A maioria dos milionários que moram nos subúrbios do norte da cidade tem seus negócios nos bairros populares onde vivem os latino-americanos sem documentos: escritórios de advocacia, clínicas médicas, lojas. E esses milionários não são exatamente anglo-saxões.
Entre eles há afrodescendentes, arrogantes e exploradores que tenho certeza de que, se tivessem a oportunidade, esses mesmos descendentes afro agiriam da mesma maneira, ou pior, contra os latinos indocumentados que os caucasianos fizeram contra seus ancestrais: eles estourariam as costas com cílios e os escravizariam. Asiáticos que têm restaurantes na cidade, onde têm empregados latinos na cozinha e na manutenção; Latinos não documentados porque recebem menos, quase nada e triplicam o trabalho.
Hindus que sabem muito bem como lidar com a ponta do sapato ao latino-americano indocumentado, porque sabem que é o melhor lombo de carga e o procuram porque é o que mais resiste ao trabalho e o que recebe o que lhe dão de pagamento sem mencionar uma palavra. Os hindus que na Índia e seu sistema de castas eram párias ou dalits, aqui eles se tornam os piores exploradores daqueles que, por não terem documentos e não falar inglês, têm que dizer "sim" dobrando a cabeça.
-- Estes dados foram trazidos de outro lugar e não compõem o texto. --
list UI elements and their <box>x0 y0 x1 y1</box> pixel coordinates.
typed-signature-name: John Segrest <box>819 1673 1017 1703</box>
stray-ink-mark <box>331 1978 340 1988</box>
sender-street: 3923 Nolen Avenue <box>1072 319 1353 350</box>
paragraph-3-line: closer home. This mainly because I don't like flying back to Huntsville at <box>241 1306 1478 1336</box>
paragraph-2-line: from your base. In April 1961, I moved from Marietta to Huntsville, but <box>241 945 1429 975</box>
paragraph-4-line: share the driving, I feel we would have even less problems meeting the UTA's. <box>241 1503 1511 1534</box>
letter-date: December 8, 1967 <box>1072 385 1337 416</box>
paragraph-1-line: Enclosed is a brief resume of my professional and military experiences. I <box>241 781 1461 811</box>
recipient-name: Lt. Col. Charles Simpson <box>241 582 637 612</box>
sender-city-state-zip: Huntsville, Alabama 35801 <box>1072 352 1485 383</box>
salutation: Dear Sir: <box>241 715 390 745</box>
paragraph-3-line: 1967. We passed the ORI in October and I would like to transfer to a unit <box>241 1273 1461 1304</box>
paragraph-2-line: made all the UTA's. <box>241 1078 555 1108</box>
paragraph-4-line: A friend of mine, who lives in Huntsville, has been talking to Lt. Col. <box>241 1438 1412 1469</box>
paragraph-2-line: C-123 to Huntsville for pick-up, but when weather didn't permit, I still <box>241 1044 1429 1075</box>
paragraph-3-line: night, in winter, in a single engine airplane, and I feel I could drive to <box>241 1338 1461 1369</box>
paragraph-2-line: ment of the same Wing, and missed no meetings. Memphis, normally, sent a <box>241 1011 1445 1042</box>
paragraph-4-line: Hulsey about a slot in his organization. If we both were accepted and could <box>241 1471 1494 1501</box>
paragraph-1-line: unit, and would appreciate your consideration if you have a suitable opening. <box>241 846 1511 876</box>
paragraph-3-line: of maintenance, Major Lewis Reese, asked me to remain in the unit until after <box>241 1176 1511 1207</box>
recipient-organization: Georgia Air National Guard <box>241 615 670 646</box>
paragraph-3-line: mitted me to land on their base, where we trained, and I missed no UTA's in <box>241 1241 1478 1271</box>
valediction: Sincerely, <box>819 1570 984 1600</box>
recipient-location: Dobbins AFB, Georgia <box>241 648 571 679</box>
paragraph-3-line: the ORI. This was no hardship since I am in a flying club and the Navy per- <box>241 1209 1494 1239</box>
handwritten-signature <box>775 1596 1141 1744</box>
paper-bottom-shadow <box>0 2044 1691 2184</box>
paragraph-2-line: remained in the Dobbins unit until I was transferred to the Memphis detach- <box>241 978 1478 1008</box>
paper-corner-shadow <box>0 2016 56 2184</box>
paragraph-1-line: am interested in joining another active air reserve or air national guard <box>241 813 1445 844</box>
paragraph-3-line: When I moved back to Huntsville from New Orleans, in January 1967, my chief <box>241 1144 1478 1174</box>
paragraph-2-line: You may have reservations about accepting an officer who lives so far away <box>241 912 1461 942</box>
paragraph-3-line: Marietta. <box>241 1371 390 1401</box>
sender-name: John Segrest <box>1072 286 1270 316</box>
Os europeus não são exatamente alemães, franceses ou ingleses, mas de países pequenos que poucos sabem que existem na face da terra, que vieram para os Estados Unidos pedindo asilo político, que em seus países nunca tiveram mais que um par de sapatos, que chegaram com uma mão na frente e outra nas costas; eles dariam qualquer coisa para quebrar as costas dos latinos indocumentados que eles têm como trabalhadores.
E o que dói tanto, ao latino-americano indocumentado o exploram tanto até que ele é substituído pelo latino-americano com documentos. Aí, é claro, estão os burgueses, a classe média que emigrou da América Latina praticamente com suas residências na mão e que viveram confortavelmente com dólares ricos por uma razão ou outra.
Mas há também aqueles que foram indocumentados e vieram a ter documentos; Estes são os mais amaldiçoados, os mais exploradores, aqueles que sabem onde bater para que você não perceba o golpe (os golpes baixos que dão ao coração e à alma), aqueles que sabem que podem trabalhar com pão e água. Aqueles que sabem que parte estica mais a pele. O mais abusivo, o mais grosseiro, o mais presunçoso, o mais trapaceiro é o empregador que era indocumentado.
São coisas que, como indocumentados, não podem ser vistas quando recém-chegados ao país, são coisas que você aprende a conhecer ao longo dos anos: abrindo os olhos, observando, analisando, imaginando. Removendo a cabeça daquela invisibilidade e estigma onde os indocumentados vivem e ousam respirar dali, momentaneamente. A realidade do sistema de exploração tem muitos aspectos, infinito de faces.
Não é precisamente o anglo-saxão, o gringo, o caucasiano que trata mal os indocumentados neste país. É sobre o final do dia, sobre quem é desumano, não importa de onde ele veio, qual é sua profissão ou ofício, qual é o seu credo, seu gênero. Há pessoas boas em todos os lugares e também há pessoas malditas em todos os lugares. Não é sobre o país, não é sobre as fronteiras, é sobre a condição humana. Trata-se de quem sem escrúpulos abusa quem está abaixo. A quem não consegue se defender sozinho. A quem o sistema invisibilizou para apodrecer, segurando em seus ombros o mal de uma humanidade que a cada dia está mais determinada a se autodestruir.
E você, leitor, fale-me da vida dos indocumentados no seu país de origem. O que você está fazendo para que isso mude?